Three reasons come to mind:
1) Take a look at this close-up of the guts of a microcontroller.
There's a LOT going on in there. And every part of that die needs power. Power coming in from any one pin will probably have to snake it's away around a lot of stuff to get to every part of the device. Multiple power lines gives the device multiple avenues to pull power from, which keeps the voltage from dipping as much during high current events.
2) Sometimes the different power pins supply specific peripherals within the chip. This is done when certain peripherals need as clean a voltage supply as possible to operate correctly.

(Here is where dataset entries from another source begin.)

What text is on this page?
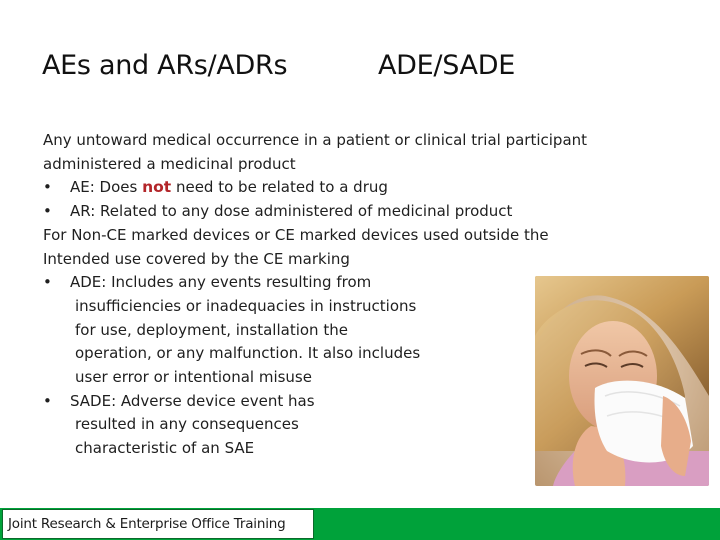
AEs and ARs/ADRs	ADE/SADE
Any untoward medical occurrence in a patient or clinical trial participant
administered a medicinal product
• AE: Does not need to be related to a drug
• AR: Related to any dose administered of medicinal product
For Non-CE marked devices or CE marked devices used outside the
Intended use covered by the CE marking
• ADE: Includes any events resulting from
insufficiencies or inadequacies in instructions
for use, deployment, installation the
operation, or any malfunction. It also includes
user error or intentional misuse
• SADE: Adverse device event has
resulted in any consequences
characteristic of an SAE
Joint Research & Enterprise Office Training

If the peripherals share the power supply that the rest of the chip uses, it may be subject to noise on the line and voltage dips. An example is the analog power supply. You noticed it's typical to see an AVCC pin on MCUs. That pin is a dedicated supply just for the analog peripherals on the chip. Really, this is just an extension of #1 above.
3) It's not uncommon for an MCU to power its core at one voltage but operate peripherals at another. For example, an ARM chip I worked with recently used 1.8V for its core. However, the digital output pins would supply 3.3V when driven high. Therefore, the chip required a 1.8V supply and a separate 3.3V supply.
The main thing to remember is that all of those supply pins are absultely necessary to connect. They are not optional, even when doing development work.
As for the bottom pad on the chip, it's there for extra heat sinking. The chip designer decided that the casing and pins of the chip may not sink the heat away from the silicon enough. So the extra pad on the bottom acts like a heat sink to help keep the temperature down. If the part is expected to need to dissipate a lot of heat, you'd want to have a large copper pour to solder that pad onto.